Woody Allen pays homage to many influential films from Europe. Interiors is known for looking and feeling like an Ingmar Bergman film - notice the rolling beach shots, the baroque lighting. Stardust Memories explicitly references the Fellini film 8 ½ in its opening scene (in which Woody Allen is stuck on a train full of sad people). I believe this film to be among the greatest of all time, as it shows the loneliness and Kafkaesque alienation of rich celebrities. It portrays every step of the artistic process, as if it were scientific, always testing for a creative hypothesis, analyzing the "results" or reactions. But unlike science, the artistic process is pure vanity - nothing is accomplished. Each film that the character Sandy Bates finishes, only serves to alienate him from his audience even more. This film has a self-awareness that is a tunnel: much like an image that appears in a mirror within a mirror, Stardust Memories references itself referencing itself. It is the ultimate meta-film, the film about itself: hollow and self-indulgent by design. Narcissistic, indulgent, hopeless, pretentious, somehow lovable and kind, even with the feeling of being talked down to.

I also think this is the funniest Woody Allen, as it indulges itself in a kind of cynical, hostile, even rage-filled comedic style. And yet, as Stardust Memories creates a comedy that grows more and more absurd and indulgent by the second, at the same time, it further explores his fear of death and search for meaning in the empty universe.

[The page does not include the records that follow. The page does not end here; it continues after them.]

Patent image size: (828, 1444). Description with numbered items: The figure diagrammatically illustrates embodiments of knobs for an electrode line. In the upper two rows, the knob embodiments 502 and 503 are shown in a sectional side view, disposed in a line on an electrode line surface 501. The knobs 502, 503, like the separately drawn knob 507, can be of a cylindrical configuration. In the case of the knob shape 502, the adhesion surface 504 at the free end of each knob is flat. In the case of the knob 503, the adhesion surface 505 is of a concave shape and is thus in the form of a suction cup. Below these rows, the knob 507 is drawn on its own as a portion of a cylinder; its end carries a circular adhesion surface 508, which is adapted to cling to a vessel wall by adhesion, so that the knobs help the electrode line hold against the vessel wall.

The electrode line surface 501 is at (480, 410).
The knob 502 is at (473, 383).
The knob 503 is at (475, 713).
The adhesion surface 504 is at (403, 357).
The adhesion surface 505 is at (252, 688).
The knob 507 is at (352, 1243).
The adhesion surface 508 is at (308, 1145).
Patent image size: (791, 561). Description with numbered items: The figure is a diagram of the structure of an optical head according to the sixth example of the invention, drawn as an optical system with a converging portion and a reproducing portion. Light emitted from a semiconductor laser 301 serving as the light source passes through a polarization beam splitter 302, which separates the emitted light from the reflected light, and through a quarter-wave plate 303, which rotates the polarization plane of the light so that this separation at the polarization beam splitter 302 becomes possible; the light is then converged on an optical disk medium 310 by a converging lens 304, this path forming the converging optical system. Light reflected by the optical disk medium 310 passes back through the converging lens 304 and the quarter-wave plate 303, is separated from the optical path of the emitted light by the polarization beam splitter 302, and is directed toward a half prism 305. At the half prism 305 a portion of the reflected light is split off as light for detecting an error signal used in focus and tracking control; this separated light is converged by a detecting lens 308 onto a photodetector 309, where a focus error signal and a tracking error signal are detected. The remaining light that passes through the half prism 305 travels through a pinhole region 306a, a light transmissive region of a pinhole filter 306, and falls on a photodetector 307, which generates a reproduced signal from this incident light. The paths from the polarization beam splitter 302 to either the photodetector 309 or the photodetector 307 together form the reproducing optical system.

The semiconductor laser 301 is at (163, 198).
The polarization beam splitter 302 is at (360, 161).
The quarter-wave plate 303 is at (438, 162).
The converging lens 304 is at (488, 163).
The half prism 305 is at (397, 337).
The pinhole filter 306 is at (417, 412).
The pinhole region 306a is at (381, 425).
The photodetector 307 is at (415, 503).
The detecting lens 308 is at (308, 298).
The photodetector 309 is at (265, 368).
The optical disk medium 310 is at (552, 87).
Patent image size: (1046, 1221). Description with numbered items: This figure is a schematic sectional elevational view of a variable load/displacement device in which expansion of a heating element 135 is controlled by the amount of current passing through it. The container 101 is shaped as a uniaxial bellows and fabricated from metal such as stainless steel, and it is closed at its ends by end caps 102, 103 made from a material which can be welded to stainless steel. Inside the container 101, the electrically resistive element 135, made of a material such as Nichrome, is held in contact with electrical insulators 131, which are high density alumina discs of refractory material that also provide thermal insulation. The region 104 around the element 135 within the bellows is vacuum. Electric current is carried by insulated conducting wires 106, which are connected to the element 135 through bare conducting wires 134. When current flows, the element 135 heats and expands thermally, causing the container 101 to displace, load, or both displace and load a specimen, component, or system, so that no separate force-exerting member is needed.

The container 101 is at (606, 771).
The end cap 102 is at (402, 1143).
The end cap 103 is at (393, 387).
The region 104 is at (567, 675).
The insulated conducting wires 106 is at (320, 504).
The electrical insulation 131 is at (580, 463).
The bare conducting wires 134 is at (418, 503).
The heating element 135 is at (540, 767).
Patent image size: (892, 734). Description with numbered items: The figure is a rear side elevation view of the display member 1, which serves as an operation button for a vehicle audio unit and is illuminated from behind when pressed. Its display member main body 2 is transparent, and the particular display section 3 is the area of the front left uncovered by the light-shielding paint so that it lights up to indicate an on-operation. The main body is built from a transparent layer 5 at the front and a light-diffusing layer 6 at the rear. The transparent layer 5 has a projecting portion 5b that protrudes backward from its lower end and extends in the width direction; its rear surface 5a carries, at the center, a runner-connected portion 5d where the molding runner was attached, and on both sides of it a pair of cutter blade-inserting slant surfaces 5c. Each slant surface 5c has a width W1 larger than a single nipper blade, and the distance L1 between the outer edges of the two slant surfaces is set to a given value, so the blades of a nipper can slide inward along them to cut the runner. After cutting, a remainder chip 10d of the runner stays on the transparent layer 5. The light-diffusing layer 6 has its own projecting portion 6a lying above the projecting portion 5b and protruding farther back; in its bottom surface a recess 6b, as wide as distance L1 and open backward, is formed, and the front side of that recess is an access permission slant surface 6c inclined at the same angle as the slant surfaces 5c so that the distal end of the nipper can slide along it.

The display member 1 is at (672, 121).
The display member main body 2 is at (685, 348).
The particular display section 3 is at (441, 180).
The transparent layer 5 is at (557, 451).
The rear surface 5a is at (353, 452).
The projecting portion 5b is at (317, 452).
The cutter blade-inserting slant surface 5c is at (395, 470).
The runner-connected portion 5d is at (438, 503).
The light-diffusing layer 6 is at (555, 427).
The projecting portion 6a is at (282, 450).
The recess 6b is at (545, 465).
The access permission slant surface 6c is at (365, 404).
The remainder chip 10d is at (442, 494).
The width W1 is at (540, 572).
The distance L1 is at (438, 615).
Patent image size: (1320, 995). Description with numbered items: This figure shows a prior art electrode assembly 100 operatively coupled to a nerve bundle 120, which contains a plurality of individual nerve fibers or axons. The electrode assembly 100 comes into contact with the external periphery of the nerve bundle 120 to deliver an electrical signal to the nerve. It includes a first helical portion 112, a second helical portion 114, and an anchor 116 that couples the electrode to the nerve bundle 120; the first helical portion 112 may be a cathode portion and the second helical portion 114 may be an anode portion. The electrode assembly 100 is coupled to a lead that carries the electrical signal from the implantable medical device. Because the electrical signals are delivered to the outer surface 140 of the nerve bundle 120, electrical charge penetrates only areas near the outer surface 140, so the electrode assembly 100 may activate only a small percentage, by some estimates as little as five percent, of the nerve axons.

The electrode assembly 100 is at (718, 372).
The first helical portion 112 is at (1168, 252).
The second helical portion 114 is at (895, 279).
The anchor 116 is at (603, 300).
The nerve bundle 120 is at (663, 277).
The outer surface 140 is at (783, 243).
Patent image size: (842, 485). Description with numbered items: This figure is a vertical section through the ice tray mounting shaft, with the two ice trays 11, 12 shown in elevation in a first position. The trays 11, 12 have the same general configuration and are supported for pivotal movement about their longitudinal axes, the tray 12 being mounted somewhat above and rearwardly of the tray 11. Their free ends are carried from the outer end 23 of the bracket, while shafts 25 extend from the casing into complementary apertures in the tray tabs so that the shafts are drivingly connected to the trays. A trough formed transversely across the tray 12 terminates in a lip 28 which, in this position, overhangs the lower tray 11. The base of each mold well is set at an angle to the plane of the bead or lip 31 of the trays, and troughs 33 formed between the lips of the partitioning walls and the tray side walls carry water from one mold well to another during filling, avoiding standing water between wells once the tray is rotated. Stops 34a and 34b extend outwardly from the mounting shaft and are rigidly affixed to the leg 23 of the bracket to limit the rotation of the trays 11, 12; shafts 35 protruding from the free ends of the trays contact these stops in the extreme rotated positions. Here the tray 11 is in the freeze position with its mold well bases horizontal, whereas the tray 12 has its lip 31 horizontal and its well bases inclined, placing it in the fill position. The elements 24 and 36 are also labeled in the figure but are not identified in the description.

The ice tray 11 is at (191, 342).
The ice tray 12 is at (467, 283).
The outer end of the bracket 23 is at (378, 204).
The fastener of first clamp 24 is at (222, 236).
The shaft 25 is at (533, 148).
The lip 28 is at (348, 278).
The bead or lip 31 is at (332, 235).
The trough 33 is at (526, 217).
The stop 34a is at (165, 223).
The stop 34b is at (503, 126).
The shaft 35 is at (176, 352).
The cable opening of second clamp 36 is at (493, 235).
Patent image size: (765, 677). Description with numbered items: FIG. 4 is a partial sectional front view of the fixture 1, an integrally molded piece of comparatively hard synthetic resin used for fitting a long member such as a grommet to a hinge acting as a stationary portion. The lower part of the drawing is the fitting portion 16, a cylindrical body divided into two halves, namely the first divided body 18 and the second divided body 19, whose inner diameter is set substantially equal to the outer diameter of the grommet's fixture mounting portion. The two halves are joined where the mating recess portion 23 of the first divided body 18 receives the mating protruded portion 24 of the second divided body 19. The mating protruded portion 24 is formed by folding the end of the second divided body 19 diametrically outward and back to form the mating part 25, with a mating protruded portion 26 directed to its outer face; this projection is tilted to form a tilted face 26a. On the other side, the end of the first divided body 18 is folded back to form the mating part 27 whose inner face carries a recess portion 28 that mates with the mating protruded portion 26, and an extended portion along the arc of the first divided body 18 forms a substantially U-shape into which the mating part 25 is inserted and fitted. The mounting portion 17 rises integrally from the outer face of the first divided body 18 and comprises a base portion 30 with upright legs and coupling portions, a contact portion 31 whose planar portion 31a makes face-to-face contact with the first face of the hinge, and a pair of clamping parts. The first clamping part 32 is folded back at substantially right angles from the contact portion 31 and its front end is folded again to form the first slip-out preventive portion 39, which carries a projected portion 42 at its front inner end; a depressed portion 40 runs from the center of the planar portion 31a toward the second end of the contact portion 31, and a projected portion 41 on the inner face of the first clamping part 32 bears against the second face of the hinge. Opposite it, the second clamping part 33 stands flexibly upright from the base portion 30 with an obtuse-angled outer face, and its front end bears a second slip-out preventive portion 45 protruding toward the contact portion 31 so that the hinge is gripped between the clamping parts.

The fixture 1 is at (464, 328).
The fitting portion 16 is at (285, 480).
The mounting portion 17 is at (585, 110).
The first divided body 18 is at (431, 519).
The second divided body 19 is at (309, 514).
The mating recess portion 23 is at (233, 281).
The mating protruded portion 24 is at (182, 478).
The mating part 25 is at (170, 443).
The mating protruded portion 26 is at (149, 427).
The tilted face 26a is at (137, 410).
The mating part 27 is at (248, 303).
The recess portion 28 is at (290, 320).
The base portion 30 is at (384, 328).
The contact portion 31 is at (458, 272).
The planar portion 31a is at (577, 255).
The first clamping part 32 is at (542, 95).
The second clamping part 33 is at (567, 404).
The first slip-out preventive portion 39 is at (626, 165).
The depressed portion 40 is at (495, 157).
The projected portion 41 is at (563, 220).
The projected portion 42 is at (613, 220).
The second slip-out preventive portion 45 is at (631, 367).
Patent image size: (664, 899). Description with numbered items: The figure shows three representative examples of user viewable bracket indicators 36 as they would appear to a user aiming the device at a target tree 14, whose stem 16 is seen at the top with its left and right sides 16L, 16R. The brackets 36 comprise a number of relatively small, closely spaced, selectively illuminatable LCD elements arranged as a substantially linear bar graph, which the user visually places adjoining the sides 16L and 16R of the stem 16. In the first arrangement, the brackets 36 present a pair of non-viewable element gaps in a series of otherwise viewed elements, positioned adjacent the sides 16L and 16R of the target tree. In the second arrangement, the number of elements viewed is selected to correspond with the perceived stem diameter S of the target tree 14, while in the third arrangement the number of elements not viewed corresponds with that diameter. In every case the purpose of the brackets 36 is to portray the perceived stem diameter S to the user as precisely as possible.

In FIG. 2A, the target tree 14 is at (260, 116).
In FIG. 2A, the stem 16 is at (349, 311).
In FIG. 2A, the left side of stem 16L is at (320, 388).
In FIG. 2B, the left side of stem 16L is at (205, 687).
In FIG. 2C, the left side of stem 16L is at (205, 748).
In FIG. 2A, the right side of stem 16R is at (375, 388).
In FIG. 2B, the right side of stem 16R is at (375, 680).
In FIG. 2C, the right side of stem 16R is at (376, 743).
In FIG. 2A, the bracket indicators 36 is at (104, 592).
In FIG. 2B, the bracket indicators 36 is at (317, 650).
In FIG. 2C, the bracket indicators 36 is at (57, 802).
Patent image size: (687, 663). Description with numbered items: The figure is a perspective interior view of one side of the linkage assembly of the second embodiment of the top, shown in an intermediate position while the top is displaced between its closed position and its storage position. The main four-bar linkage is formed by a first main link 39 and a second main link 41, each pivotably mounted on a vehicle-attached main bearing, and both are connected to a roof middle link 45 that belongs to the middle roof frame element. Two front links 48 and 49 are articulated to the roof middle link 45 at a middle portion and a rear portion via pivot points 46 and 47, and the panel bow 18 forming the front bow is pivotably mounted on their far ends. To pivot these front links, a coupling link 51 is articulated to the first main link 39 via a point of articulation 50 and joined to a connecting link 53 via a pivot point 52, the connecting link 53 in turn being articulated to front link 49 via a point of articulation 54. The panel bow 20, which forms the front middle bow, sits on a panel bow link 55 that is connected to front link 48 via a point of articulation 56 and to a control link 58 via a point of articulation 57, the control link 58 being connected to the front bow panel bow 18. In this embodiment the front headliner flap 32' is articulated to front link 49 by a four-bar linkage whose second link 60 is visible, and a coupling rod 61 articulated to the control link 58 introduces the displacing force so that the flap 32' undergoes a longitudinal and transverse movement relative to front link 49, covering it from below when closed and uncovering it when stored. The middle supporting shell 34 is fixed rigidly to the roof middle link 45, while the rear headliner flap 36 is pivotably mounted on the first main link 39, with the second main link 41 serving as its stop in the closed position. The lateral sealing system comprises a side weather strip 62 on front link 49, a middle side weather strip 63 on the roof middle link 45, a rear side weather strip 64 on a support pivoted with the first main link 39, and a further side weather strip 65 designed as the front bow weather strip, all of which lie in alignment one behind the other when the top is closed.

"You want to do mankind a real service? Tell funnier jokes."

Crimes and Misdemeanors

Crimes and Misdemeanors is the true highlight of Allen's career. A genuine, morbid, compelling story of murder and lost love. If you absolutely hate Woody Allen, and think his films are dog shit, and everything about him is pointless and self-indulgent, you should watch Crimes and Misdemeanors. This film explores a deeply troubling moral relativism, a question of how much a human life really matters, and if the consequences of taking a life are destined or purely circumstantial. It's the fatal, nihilistic psychology of "If a tree falls in a forest and no one is around to hear it...".

TANNER THIS IS NOT OKAY. But, But, But, Woody Allen is a pedophile/child rapist/murderer/psychopath/white supremacist. He murdered his daughter and married her corpse and fed it to dogs. And you LIKE Manhattan?? Annie Hall??? Juliette Lewis was HOW OLD in Husbands and Wives??